Non-aggregating membership 

It is possible to use the REST API to tell Confluence to use a non-aggregating membership scheme as follows:

Turning on non-aggregating membership...

The REST resource supported JSON and XML. You'll need to be a system administrator and logged in to do this.

# To GET the current setting
curl -H 'Accept: application/json' -u <username> <base-url>/rest/crowd/latest/application

# To PUT the setting
curl -H 'Content-type: application/json' -X PUT -d '{"membershipAggregationEnabled":false}' -u <username> <base-url>/rest/crowd/latest/application

If you've chosen non-aggregating membership, the directory order is significant.

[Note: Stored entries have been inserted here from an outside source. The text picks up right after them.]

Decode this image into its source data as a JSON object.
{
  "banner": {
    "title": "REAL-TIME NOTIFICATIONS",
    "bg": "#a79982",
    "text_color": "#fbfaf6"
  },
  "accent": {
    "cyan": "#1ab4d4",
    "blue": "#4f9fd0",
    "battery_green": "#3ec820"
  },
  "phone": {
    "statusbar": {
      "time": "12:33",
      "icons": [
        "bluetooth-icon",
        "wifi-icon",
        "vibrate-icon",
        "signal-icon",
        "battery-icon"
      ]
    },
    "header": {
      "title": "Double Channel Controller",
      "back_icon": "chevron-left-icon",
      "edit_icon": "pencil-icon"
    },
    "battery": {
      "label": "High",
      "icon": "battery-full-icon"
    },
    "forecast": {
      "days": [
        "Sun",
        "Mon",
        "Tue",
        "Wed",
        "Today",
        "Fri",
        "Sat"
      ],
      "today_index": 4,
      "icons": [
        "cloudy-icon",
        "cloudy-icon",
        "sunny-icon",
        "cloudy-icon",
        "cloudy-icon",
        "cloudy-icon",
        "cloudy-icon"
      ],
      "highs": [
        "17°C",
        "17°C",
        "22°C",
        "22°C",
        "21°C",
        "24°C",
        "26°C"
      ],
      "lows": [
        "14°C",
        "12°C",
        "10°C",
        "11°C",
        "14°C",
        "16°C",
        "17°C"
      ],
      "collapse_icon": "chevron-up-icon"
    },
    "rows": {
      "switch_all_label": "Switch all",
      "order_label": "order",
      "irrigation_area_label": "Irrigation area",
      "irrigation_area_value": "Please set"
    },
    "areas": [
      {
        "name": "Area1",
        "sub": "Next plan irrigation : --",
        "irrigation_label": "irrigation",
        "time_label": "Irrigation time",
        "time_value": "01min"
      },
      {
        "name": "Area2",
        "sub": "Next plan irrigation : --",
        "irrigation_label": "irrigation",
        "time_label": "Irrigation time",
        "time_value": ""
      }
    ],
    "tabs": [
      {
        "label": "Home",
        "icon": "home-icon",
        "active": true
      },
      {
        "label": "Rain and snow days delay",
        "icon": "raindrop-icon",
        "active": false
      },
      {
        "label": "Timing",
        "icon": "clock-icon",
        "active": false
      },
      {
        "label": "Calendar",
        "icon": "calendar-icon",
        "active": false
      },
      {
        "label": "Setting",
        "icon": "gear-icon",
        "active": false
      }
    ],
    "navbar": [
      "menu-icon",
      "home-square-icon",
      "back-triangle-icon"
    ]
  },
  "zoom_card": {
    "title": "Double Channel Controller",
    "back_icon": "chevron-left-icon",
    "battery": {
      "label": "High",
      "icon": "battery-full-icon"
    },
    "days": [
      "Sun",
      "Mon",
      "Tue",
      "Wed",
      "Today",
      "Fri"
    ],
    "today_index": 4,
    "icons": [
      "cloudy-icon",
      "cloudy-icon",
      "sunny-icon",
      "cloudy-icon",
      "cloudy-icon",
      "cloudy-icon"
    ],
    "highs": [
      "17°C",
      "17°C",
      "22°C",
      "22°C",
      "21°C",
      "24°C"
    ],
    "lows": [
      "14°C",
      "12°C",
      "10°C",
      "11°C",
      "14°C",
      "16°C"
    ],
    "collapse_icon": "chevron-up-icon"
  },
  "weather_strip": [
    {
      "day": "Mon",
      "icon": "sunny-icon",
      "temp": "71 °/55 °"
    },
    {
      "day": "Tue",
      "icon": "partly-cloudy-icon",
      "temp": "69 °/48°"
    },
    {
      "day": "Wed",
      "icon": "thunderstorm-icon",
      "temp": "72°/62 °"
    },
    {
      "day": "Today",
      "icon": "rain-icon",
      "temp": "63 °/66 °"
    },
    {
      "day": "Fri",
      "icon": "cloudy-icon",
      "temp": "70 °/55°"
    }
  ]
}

If the same username exists in more than one directory, the application will look for group membership only in the first directory where the username appears, based on the directory order.

Example:

  • You have connected two directories: The Customers directory and the Partners directory.
  • The Customers directory is first in the directory order.
  • A username jsmith exists in both the Customers directory and the Partners directory.
  • The user jsmith is a member of group G1 in the Customers directory and group G2 in the Partners directory.
  • The user jsmith will have permissions based on membership of G1 only, not G2.

Updating Users and groups

If you update a user or group via the application's administration screens, the update will be made in the first directory where the application has write permissions.

Example 1:

  • You have connected two directories: The Customers directory and the Partners directory.
  • The application has permission to update both directories.
  • The Customers directory is first in the directory order.
  • A username jsmith exists in both the Customers directory and the Partners directory.
  • You update the email address of user jsmith via the application's administration screens.
  • The email address will be updated in the Customers directory only, not the Partners directory.

Example 2:

  • You have connected two directories: A read/write LDAP directory and the internal directory.
  • The LDAP directory is first in the directory order.
  • All new users will be added to the LDAP directory. It is not possible to add a new user to the internal directory.